A human infection is sometimes said to occur when a micro-organism ‘invades’ the body and causes disease. The womb contains no micro-organisms, and almost all newborns are completely sterile when they are born. Within a matter of hours after birth, the baby has acquired micro-organisms from the environment all over its skin and different micro-organisms throughout its gut or intestinal tract. These micro-organisms do not kill the baby because they do not invade. They do not invade because most of them are not very virulent (warlike), and because the baby already has an immune system that recognises and deals with those organisms that can be pathogenic (cause disease). Our immune system is highly complex. It can recognise and destroy most foreign agents – not just micro-organisms like viruses and bacteria, but also cancer cells.
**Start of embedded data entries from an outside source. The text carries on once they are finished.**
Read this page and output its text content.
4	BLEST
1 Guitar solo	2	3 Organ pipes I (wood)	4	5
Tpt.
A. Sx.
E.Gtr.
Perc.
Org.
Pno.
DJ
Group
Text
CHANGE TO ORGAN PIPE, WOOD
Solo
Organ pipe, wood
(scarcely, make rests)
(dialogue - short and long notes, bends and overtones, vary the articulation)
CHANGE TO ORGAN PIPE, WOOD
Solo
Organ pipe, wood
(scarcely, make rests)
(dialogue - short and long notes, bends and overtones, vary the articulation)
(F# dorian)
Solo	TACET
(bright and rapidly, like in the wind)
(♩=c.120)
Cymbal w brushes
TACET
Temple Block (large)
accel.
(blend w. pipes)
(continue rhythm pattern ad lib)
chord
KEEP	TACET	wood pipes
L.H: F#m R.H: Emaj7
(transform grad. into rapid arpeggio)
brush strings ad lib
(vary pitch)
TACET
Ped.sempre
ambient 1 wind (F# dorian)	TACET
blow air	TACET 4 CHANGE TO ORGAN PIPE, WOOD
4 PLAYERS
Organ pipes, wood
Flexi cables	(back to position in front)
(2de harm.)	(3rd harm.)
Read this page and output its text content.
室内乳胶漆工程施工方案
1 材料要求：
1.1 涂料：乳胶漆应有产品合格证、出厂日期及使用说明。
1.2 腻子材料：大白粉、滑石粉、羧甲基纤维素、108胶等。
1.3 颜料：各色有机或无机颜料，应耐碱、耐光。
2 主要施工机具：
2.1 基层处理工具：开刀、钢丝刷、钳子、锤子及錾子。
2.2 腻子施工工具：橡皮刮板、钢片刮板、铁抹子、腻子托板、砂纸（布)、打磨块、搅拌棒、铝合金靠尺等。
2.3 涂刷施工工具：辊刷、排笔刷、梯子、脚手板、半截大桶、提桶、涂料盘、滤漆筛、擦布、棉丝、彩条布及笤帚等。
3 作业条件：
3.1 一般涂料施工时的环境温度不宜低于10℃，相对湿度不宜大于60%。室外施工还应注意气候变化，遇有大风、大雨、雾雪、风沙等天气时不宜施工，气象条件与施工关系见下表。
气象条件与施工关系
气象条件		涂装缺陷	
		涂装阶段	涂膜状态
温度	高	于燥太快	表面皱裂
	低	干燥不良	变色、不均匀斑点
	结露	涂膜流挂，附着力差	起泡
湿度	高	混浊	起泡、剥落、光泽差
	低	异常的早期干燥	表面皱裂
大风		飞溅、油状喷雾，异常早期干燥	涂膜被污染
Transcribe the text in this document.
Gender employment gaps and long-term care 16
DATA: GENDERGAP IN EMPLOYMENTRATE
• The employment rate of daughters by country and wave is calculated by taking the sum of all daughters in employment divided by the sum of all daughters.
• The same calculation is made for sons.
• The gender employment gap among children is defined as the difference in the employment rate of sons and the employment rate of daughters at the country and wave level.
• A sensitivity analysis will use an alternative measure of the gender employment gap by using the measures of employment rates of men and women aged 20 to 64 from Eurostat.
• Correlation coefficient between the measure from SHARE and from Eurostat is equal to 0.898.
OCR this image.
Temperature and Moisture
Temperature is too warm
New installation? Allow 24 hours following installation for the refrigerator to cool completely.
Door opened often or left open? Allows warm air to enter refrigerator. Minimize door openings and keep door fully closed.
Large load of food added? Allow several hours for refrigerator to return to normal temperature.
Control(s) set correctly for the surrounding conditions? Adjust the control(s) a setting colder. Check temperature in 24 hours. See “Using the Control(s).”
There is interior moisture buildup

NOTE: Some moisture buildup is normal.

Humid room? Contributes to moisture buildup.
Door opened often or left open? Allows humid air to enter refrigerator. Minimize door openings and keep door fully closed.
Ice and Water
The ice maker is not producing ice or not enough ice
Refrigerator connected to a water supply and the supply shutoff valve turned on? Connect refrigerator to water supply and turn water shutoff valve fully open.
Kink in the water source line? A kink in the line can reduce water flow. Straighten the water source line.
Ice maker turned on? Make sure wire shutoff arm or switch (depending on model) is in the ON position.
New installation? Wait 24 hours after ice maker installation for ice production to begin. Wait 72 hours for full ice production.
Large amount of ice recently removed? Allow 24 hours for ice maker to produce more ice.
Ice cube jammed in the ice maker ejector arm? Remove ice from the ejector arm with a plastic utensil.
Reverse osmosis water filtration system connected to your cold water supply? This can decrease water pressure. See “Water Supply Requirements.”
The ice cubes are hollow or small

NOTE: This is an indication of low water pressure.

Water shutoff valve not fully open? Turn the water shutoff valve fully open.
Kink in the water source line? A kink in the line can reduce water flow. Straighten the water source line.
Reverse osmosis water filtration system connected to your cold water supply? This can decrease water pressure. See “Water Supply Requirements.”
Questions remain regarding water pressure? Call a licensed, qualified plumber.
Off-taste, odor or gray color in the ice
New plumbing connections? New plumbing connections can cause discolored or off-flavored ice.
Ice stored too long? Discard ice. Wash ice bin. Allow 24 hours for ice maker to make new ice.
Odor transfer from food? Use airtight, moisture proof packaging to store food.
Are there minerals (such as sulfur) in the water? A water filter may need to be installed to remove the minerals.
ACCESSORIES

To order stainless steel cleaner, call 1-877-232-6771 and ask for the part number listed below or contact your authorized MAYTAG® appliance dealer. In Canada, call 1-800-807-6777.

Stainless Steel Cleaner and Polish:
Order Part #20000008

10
It makes no sense, thinking strictly in terms of survival of the fittest, for a micro-organism to kill the host on which its own survival depends. What is in the micro-organism’s best interests is to live in harmony with its human host. For example, a respiratory organism like the pneumococcus – named because it can cause pneumonia – would be better off lazing in a warm bath of nasal mucus and reproducing from time to time than it would invading the lungs.
Indeed, most of the time the former is exactly what the pneumococcus does, lucky thing, in a process we call colonisation. Colonisation allows the organism to live in equilibrium with the host. We call this existence a commensal relationship: when the micro-organism benefits and the host is not harmed. If the host also benefits, it is a symbiotic relationship, while if the host is harmed the organism is a parasite.